Propaganda Dressed up as Entertainment
The insidious nature of the “Dhurandhar” duology lies in its calculated obscuring of political messaging within layers of cinematic craft. Director Aditya Dhar crafts intricate action set-pieces and character arcs that command viewer attention, effectively distracting from the films’ relentless promotion of nationalist ideology and blind faith in state institutions. The protagonist’s journey, nominally a personal quest for redemption, works at once as a celebration of governmental power and military might. By embedding propagandistic content throughout engaging narratives, the films attain what cruder political messaging cannot: they convert ideology into spectacle, rendering viewers complicit in their own ideological conditioning whilst considering themselves simply entertained.

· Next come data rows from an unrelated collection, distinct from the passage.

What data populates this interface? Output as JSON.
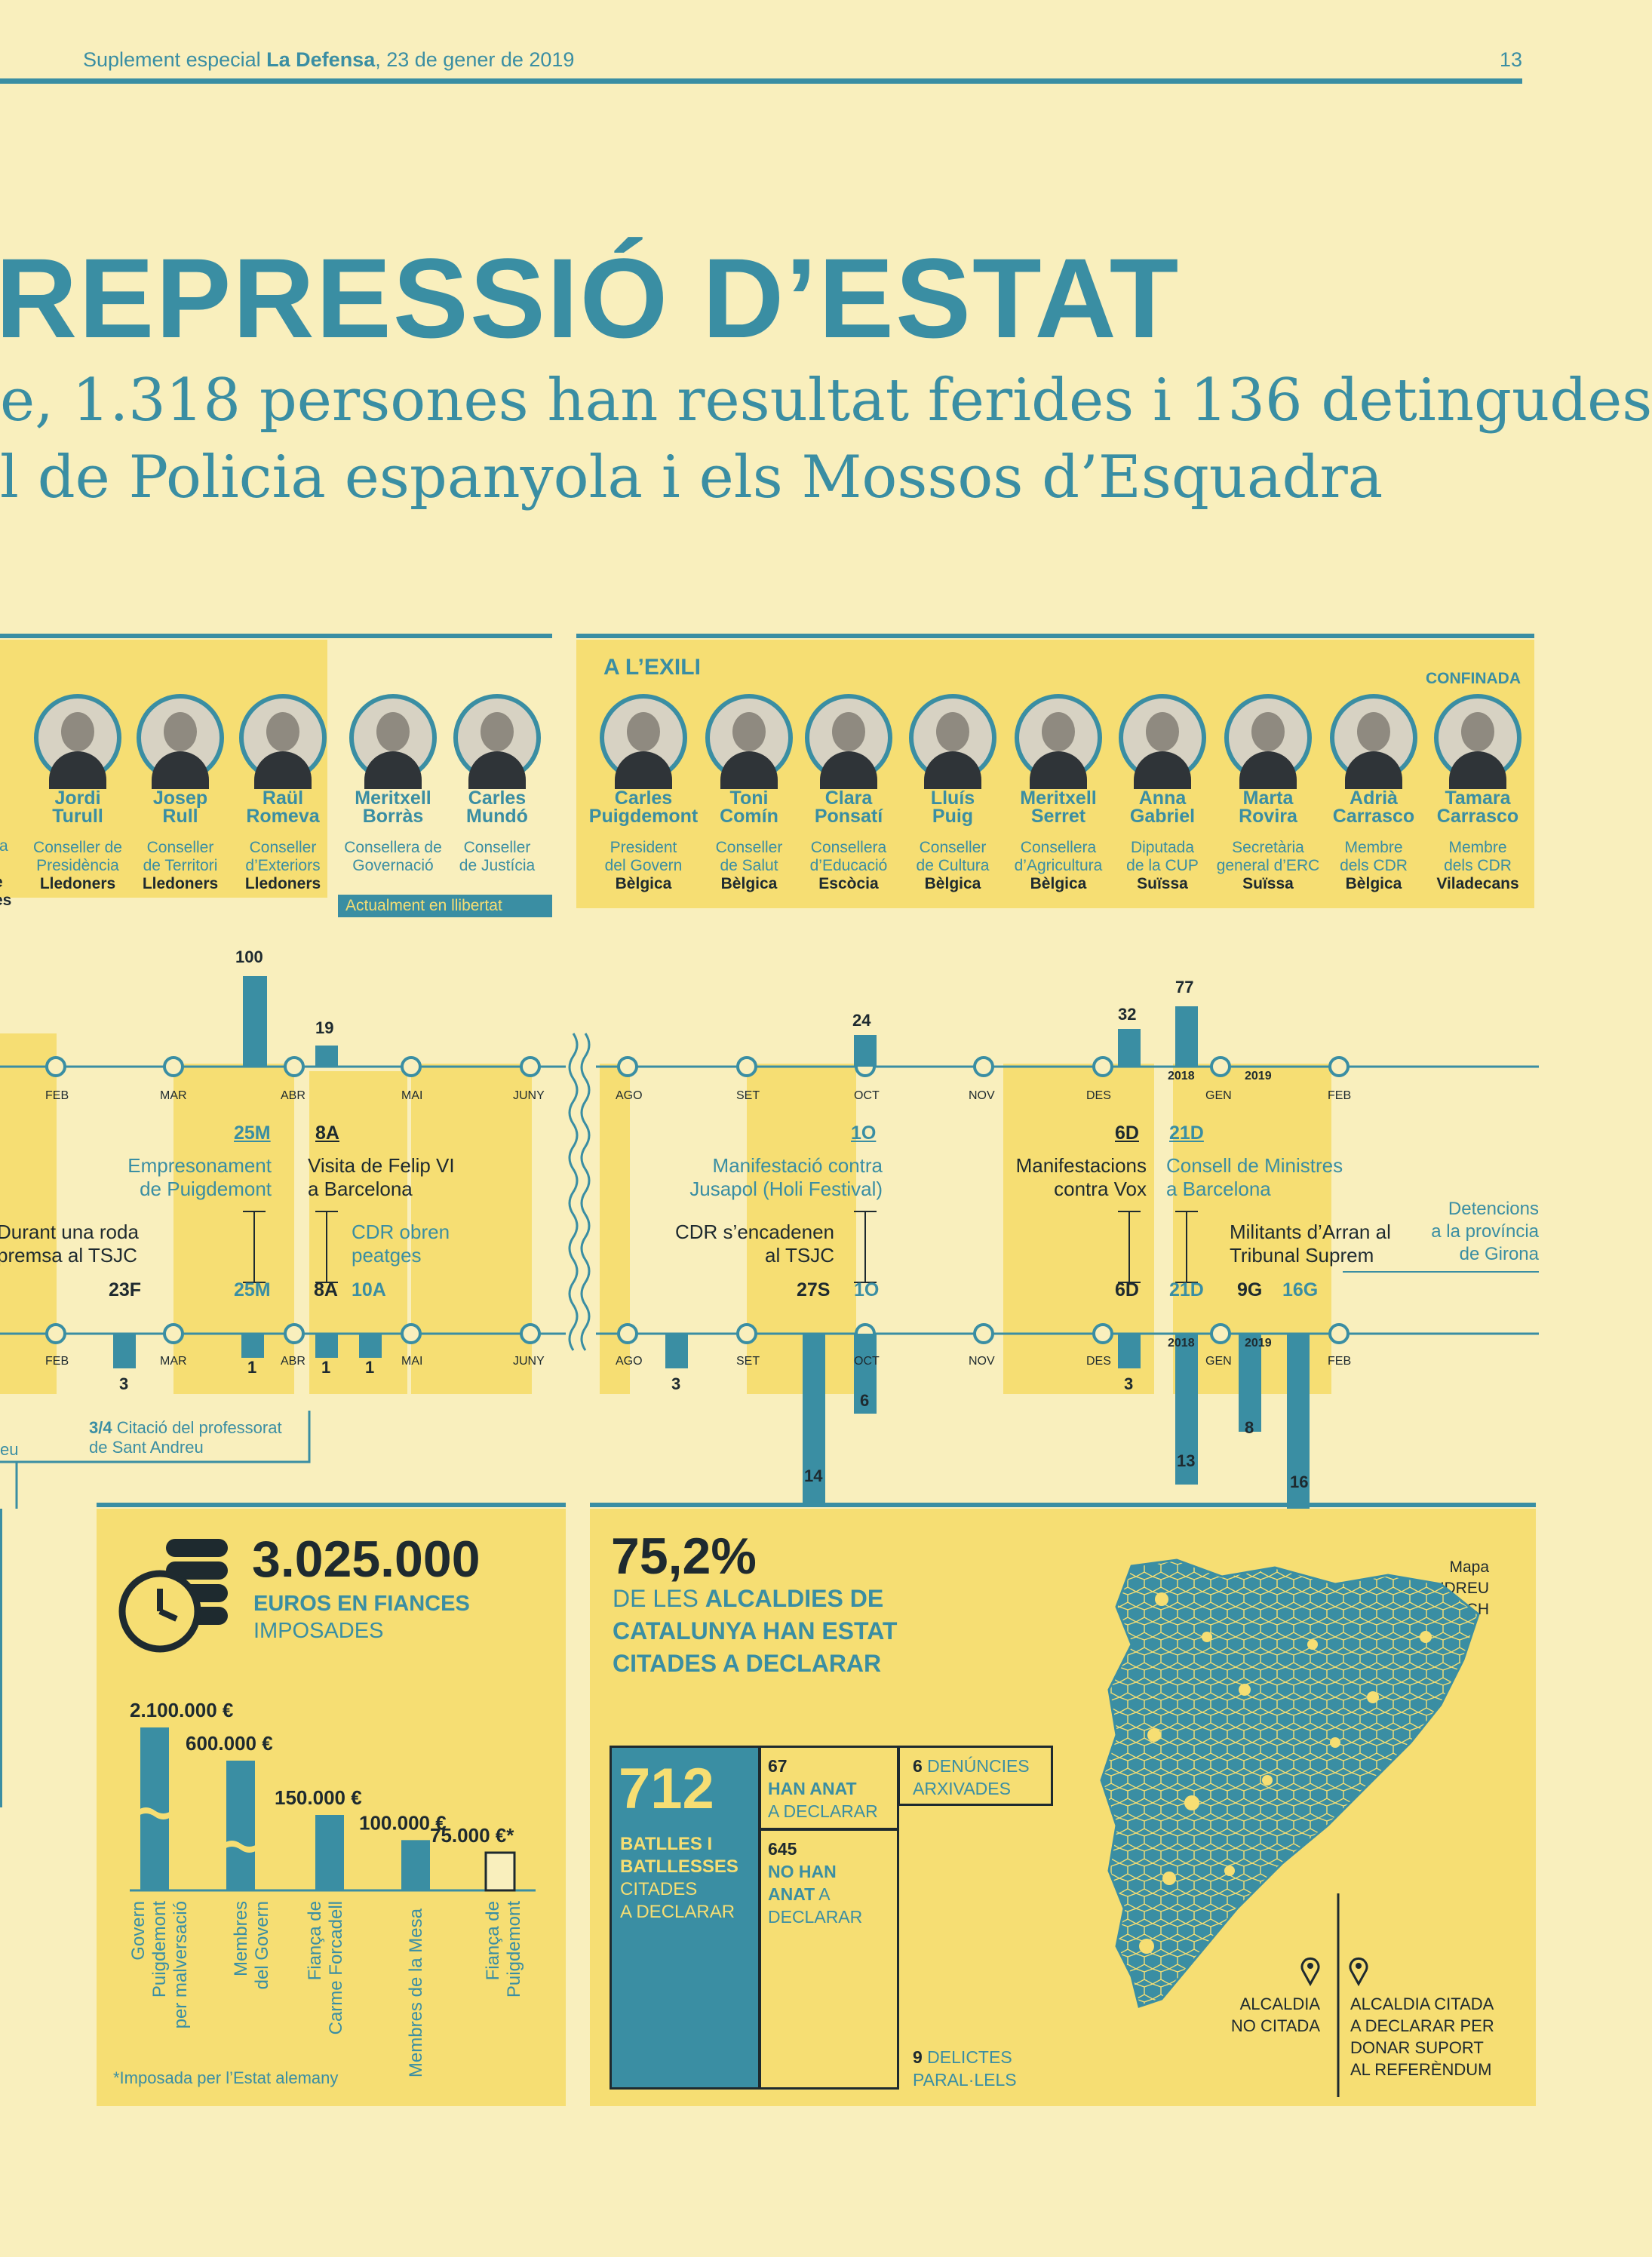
{
  "header": {
    "prefix": "Suplement especial ",
    "paper": "La Defensa",
    "date": ", 23 de gener de 2019",
    "page": "13"
  },
  "title": "REPRESSIÓ D’ESTAT",
  "subtitle": {
    "line1": "e, 1.318 persones han resultat ferides i 136 detingudes",
    "line2": "l de Policia espanyola i els Mossos d’Esquadra"
  },
  "prison": {
    "people": [
      {
        "name": "Jordi",
        "surname": "Turull",
        "role1": "Conseller de",
        "role2": "Presidència",
        "place": "Lledoners"
      },
      {
        "name": "Josep",
        "surname": "Rull",
        "role1": "Conseller",
        "role2": "de Territori",
        "place": "Lledoners"
      },
      {
        "name": "Raül",
        "surname": "Romeva",
        "role1": "Conseller",
        "role2": "d’Exteriors",
        "place": "Lledoners"
      },
      {
        "name": "Meritxell",
        "surname": "Borràs",
        "role1": "Consellera de",
        "role2": "Governació",
        "place": ""
      },
      {
        "name": "Carles",
        "surname": "Mundó",
        "role1": "Conseller",
        "role2": "de Justícia",
        "place": ""
      }
    ],
    "edge_frag": {
      "a": "s",
      "b": "ra",
      "c": "ll",
      "d": "e",
      "e": "es"
    },
    "free_note": "Actualment en llibertat"
  },
  "exile": {
    "label": "A L’EXILI",
    "confined_label": "CONFINADA",
    "people": [
      {
        "name": "Carles",
        "surname": "Puigdemont",
        "role1": "President",
        "role2": "del Govern",
        "place": "Bèlgica"
      },
      {
        "name": "Toni",
        "surname": "Comín",
        "role1": "Conseller",
        "role2": "de Salut",
        "place": "Bèlgica"
      },
      {
        "name": "Clara",
        "surname": "Ponsatí",
        "role1": "Consellera",
        "role2": "d’Educació",
        "place": "Escòcia"
      },
      {
        "name": "Lluís",
        "surname": "Puig",
        "role1": "Conseller",
        "role2": "de Cultura",
        "place": "Bèlgica"
      },
      {
        "name": "Meritxell",
        "surname": "Serret",
        "role1": "Consellera",
        "role2": "d’Agricultura",
        "place": "Bèlgica"
      },
      {
        "name": "Anna",
        "surname": "Gabriel",
        "role1": "Diputada",
        "role2": "de la CUP",
        "place": "Suïssa"
      },
      {
        "name": "Marta",
        "surname": "Rovira",
        "role1": "Secretària",
        "role2": "general d’ERC",
        "place": "Suïssa"
      },
      {
        "name": "Adrià",
        "surname": "Carrasco",
        "role1": "Membre",
        "role2": "dels CDR",
        "place": "Bèlgica"
      },
      {
        "name": "Tamara",
        "surname": "Carrasco",
        "role1": "Membre",
        "role2": "dels CDR",
        "place": "Viladecans"
      }
    ]
  },
  "timeline": {
    "months_a": [
      "FEB",
      "MAR",
      "ABR",
      "MAI",
      "JUNY"
    ],
    "months_b": [
      "AGO",
      "SET",
      "OCT",
      "NOV",
      "DES",
      "GEN",
      "FEB"
    ],
    "years": [
      "2018",
      "2019"
    ],
    "top_values": [
      "100",
      "19",
      "24",
      "32",
      "77"
    ],
    "bottom_values": [
      "3",
      "1",
      "1",
      "1",
      "3",
      "14",
      "6",
      "3",
      "13",
      "8",
      "16"
    ],
    "top_codes": [
      "25M",
      "8A",
      "1O",
      "6D",
      "21D"
    ],
    "bottom_codes": [
      "23F",
      "25M",
      "8A",
      "10A",
      "27S",
      "1O",
      "6D",
      "21D",
      "9G",
      "16G"
    ],
    "events": {
      "e1": "Empresonament",
      "e1b": "de Puigdemont",
      "e2": "Visita de Felip VI",
      "e2b": "a Barcelona",
      "e3": "Manifestació contra",
      "e3b": "Jusapol (Holi Festival)",
      "e4": "Manifestacions",
      "e4b": "contra Vox",
      "e5": "Consell de Ministres",
      "e5b": "a Barcelona",
      "e6": "Durant una roda",
      "e6b": "premsa al TSJC",
      "e7": "CDR obren",
      "e7b": "peatges",
      "e8": "CDR s’encadenen",
      "e8b": "al TSJC",
      "e9": "Militants d’Arran al",
      "e9b": "Tribunal Suprem",
      "e10": "Detencions",
      "e10b": "a la província",
      "e10c": "de Girona",
      "e11a": "3/4",
      "e11b": " Citació del professorat",
      "e11c": "de Sant Andreu",
      "e11d": "eu"
    }
  },
  "fines": {
    "total": "3.025.000",
    "unit1": "EUROS EN FIANCES",
    "unit2": "IMPOSADES",
    "chart_data": {
      "type": "bar",
      "title": "3.025.000 euros en fiances imposades",
      "categories": [
        "Govern Puigdemont per malversació",
        "Membres del Govern",
        "Fiança de Carme Forcadell",
        "Membres de la Mesa",
        "Fiança de Puigdemont"
      ],
      "values": [
        2100000,
        600000,
        150000,
        100000,
        75000
      ],
      "labels": [
        "2.100.000 €",
        "600.000 €",
        "150.000 €",
        "100.000 €",
        "75.000 €*"
      ]
    },
    "cat_lines": [
      [
        "Govern",
        "Puigdemont",
        "per malversació"
      ],
      [
        "Membres",
        "del Govern"
      ],
      [
        "Fiança de",
        "Carme Forcadell"
      ],
      [
        "Membres de la Mesa"
      ],
      [
        "Fiança de",
        "Puigdemont"
      ]
    ],
    "note": "*Imposada per l’Estat alemany"
  },
  "mayors": {
    "pct": "75,2%",
    "l1a": "DE LES ",
    "l1b": "ALCALDIES DE",
    "l2": "CATALUNYA HAN ESTAT",
    "l3": "CITADES A DECLARAR",
    "total": "712",
    "t1": "BATLLES I",
    "t2": "BATLLESSES",
    "t3": "CITADES",
    "t4": "A DECLARAR",
    "went_n": "67",
    "went1": "HAN ANAT",
    "went2": "A DECLARAR",
    "notwent_n": "645",
    "nw1": "NO HAN",
    "nw2": "ANAT",
    "nw2b": " A",
    "nw3": "DECLARAR",
    "arch_n": "6",
    "arch1": " DENÚNCIES",
    "arch2": "ARXIVADES",
    "del_n": "9",
    "del1": " DELICTES",
    "del2": "PARAL·LELS",
    "map_credit1": "Mapa",
    "map_credit2": "| ANDREU BLANCH",
    "legend_a1": "ALCALDIA",
    "legend_a2": "NO CITADA",
    "legend_b1": "ALCALDIA CITADA",
    "legend_b2": "A DECLARAR PER",
    "legend_b3": "DONAR SUPORT",
    "legend_b4": "AL REFERÈNDUM",
    "colors": {
      "cited": "#3a8ea3",
      "not_cited": "#f6de73"
    }
  }
}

This strategy shows particularly effective because it operates beneath active perception. Viewers engrossed by gripping dramatic moments and intimate character scenes internalise the films’ fundamental narratives—that decisive governmental control is necessary, that adversaries lack redemption, that self-sacrifice for state interests is noble—without detecting the manipulation occurring. The polished camera work, engaging portrayals, and real technical skill add legitimacy to these narratives, allowing them to look less like persuasive messaging and more like true storytelling. This surface credibility enables the films’ polarising worldview to penetrate general understanding far more effectively than overtly inflammatory material ever would.
What This Means for Global Audiences
The global success of the “Dhurandhar” duology presents a concerning pattern for how state-backed cinema can cross geographic borders and cultural differences. As streaming platforms like Netflix release these films worldwide, audiences in Western countries and beyond encounter sophisticated propaganda wrapped in the recognizable style of espionage thrillers and action cinema. Without the understanding of cultural and political contexts required to decode the films’ nationalist rhetoric, overseas audiences may unknowingly absorb and validate Indian state-sponsored ideology, substantially broadening the reach of propagandistic content far outside their intended domestic audience. This globalisation of politically sensitive material poses urgent questions about platform accountability and the moral dimensions of circulating state-backed films to unsuspecting international audiences.
Furthermore, the “Dhurandhar” films create a concerning template that rival states may seek to emulate. If government-backed film can secure both critical acclaim and box office success whilst furthering nationalist agendas, rival administrations—particularly those prone to authoritarianism—may identify cinema as a exceptionally influential tool for the spread of ideology. The films demonstrate that propaganda doesn’t have to be crude or obvious to be effective; rather, when coupled with authentic creative talent and significant funding, it becomes almost inescapable. For international viewers and cinema critics, the duology’s success indicates a worrying prospect where popular entertainment and state communication become progressively harder to distinguish.